Tina Kuhn wird als beste Verfahrensmechanikerin mit dem Günter-Schwank-Preis für ihre Leistungen in der Ausbildung ausgezeichnet. Foto: Pro-K

Tina Kuhn hat ihre Ausbildung mit Spitzenpunktzahl abgeschlossen und wurde mit dem Günter-Schwank-Preis als beste Verfahrensmechanikerin ausgezeichnet. 

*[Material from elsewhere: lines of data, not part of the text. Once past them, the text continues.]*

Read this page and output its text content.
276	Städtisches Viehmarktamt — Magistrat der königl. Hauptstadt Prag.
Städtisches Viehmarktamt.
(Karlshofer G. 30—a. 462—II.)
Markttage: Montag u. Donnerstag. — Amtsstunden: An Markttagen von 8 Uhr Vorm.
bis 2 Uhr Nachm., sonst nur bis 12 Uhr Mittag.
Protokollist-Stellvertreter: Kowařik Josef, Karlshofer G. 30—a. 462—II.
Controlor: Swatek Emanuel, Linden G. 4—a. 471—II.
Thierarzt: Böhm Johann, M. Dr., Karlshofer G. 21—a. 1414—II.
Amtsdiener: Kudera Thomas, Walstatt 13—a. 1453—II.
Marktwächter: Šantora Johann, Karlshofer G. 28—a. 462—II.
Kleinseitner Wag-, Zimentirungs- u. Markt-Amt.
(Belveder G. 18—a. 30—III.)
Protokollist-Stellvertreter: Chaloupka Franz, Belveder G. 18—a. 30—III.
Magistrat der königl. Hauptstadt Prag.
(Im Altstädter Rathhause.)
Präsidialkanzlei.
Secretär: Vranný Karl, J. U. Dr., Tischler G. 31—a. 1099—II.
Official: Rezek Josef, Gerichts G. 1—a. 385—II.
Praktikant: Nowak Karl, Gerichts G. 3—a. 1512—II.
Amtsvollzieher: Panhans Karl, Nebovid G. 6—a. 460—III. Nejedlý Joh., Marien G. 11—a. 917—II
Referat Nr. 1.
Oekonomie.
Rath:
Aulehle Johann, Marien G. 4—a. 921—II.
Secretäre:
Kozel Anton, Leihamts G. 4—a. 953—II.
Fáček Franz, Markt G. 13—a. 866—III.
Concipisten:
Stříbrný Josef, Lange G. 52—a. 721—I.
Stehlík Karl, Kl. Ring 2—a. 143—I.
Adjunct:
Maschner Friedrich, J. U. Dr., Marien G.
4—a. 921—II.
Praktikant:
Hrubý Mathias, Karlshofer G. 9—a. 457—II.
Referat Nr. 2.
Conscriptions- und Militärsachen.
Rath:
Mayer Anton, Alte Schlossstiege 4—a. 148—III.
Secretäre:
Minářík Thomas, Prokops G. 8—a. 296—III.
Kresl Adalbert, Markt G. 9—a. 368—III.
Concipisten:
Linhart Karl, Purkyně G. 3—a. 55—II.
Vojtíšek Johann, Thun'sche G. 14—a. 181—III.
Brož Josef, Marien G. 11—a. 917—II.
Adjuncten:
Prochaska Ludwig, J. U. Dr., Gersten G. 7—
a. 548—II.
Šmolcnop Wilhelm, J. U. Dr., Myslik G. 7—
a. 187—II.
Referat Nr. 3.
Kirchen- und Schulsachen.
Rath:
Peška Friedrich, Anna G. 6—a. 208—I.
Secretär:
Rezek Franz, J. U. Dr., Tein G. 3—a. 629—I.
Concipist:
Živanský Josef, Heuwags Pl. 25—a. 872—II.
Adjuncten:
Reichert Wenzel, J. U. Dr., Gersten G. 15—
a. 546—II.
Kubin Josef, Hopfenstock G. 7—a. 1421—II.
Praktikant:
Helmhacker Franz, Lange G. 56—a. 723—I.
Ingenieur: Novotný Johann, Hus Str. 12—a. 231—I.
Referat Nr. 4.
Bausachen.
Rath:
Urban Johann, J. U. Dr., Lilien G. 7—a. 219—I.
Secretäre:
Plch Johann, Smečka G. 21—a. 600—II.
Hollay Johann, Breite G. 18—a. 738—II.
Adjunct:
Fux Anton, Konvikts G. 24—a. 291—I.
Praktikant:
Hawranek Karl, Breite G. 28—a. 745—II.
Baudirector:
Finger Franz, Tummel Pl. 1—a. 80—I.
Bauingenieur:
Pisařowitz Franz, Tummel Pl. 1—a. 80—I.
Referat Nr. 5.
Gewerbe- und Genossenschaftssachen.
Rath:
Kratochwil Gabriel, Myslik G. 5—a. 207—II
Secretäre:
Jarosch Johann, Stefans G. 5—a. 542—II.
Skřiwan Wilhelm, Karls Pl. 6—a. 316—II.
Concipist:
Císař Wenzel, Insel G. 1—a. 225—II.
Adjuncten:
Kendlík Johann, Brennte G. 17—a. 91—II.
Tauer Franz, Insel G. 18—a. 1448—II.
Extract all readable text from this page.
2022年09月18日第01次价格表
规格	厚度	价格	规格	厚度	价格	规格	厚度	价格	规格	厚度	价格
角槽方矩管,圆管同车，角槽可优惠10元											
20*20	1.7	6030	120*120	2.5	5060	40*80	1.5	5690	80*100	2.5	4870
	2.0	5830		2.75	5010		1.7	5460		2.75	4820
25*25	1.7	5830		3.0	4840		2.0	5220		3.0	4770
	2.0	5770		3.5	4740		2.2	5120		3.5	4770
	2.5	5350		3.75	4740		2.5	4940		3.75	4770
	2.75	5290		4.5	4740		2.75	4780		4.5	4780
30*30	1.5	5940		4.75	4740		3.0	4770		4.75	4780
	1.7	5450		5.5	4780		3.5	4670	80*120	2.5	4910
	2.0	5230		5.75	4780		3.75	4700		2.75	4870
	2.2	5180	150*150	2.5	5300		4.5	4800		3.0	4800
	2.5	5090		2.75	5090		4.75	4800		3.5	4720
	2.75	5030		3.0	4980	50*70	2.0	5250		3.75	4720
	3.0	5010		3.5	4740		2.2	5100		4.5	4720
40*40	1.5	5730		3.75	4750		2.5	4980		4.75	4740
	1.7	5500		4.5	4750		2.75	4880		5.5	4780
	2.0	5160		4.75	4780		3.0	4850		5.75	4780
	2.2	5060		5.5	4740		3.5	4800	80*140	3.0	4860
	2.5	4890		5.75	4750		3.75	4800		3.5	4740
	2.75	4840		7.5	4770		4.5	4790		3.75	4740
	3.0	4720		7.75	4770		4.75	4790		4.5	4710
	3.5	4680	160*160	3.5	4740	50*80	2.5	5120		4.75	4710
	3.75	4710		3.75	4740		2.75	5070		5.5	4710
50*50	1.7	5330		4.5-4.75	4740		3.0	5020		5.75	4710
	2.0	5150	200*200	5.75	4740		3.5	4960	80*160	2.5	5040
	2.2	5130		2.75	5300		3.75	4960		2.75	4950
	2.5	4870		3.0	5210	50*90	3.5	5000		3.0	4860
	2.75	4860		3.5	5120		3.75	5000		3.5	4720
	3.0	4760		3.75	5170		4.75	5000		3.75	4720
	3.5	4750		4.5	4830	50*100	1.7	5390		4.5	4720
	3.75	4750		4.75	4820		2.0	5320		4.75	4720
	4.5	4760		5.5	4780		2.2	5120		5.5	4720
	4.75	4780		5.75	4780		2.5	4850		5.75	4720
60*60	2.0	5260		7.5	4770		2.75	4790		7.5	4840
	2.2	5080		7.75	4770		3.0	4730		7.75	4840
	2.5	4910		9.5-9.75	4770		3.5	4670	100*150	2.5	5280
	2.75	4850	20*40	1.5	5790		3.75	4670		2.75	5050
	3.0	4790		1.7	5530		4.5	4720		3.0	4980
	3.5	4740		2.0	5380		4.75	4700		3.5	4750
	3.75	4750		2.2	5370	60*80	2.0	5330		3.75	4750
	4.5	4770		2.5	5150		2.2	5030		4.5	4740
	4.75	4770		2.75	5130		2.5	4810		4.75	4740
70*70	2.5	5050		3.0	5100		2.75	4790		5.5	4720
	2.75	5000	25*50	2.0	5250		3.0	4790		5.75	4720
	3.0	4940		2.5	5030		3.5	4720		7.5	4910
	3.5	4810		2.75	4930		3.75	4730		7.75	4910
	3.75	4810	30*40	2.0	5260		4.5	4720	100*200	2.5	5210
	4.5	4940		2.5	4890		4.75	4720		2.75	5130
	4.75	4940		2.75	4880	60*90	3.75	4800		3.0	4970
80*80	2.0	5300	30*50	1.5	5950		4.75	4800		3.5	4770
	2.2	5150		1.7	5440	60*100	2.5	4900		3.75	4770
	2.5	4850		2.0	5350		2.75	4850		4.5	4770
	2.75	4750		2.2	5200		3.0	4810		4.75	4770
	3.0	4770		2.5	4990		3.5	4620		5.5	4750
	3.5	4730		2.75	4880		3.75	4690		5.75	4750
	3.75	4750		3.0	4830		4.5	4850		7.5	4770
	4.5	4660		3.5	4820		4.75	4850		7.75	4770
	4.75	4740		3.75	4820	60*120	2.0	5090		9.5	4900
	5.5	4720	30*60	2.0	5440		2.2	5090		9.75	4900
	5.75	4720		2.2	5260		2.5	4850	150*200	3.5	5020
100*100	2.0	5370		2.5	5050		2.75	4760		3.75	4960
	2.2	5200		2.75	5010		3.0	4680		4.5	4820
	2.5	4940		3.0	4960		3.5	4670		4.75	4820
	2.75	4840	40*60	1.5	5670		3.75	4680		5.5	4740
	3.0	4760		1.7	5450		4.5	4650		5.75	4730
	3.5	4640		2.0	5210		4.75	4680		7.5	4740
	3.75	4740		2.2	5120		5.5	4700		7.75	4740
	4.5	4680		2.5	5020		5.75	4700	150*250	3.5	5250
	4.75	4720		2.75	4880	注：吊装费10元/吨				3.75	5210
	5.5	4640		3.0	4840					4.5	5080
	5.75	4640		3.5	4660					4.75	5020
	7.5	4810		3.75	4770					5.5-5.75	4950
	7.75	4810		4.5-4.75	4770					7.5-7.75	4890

Wer wie Tina Kuhn mit dem Günter-Schwank-Preis ausgezeichnet wird, muss Beachtliches in seiner Berufsausbildung geleistet haben: Sie ist Deutschlands beste Verfahrensmechanikerin für Kunststoff- und Kautschuktechnik. Ihre Ausbildung hat sie bei der Hengst SE in Münster, einem Unternehmen das Filtrations- und Fluidmanagementlösungen für namhafte Automobil- und Motorenhersteller sowie für viele Anwendungsbereiche in der Industrie herstellt, absolviert.

Jahrgangsbeste Verfahrensmechaniker erhalten Günter-Schwank-Preis

Ihre Ausbildung in der Fachrichtung Formteile hat sie mit der Spitzenpunktzahl von 97 Punkten abgeschlossen. Dafür wurde sie jetzt als eine der jahrgangsbesten Auszubildenden in unserem Beruf mit dem Günter-Schwank-Preis ausgezeichnet.

Tina Kuhn als Vorbild für Frauen in technischen Ausbildungsberufen

Tina Kuhn ist ein schönes Beispiel für erfolgreiche Frauen in technischen Ausbildungsberufen. Gerade in der jetzt sehr angespannten Situation bei der Gewinnung von Fachkräften, wirft eine solche Spitzenleistung und die damit verbundene Auszeichnung ein Schlaglicht auf Branche und Beruf. Die Abiturientin kam über ein Praktikum mit dem Werkstoff in Berührung, der ihr Interesse geweckt hat. Mittlerweile studiert Tina Kuhn an der Hochschule Osnabrück Kunststofftechnik und hat ihren Masterabschluss bereits fest im Blick, mit dem sie dann ihre berufliche Entwicklung bei der Hengst SE weiterfortsetzen wird.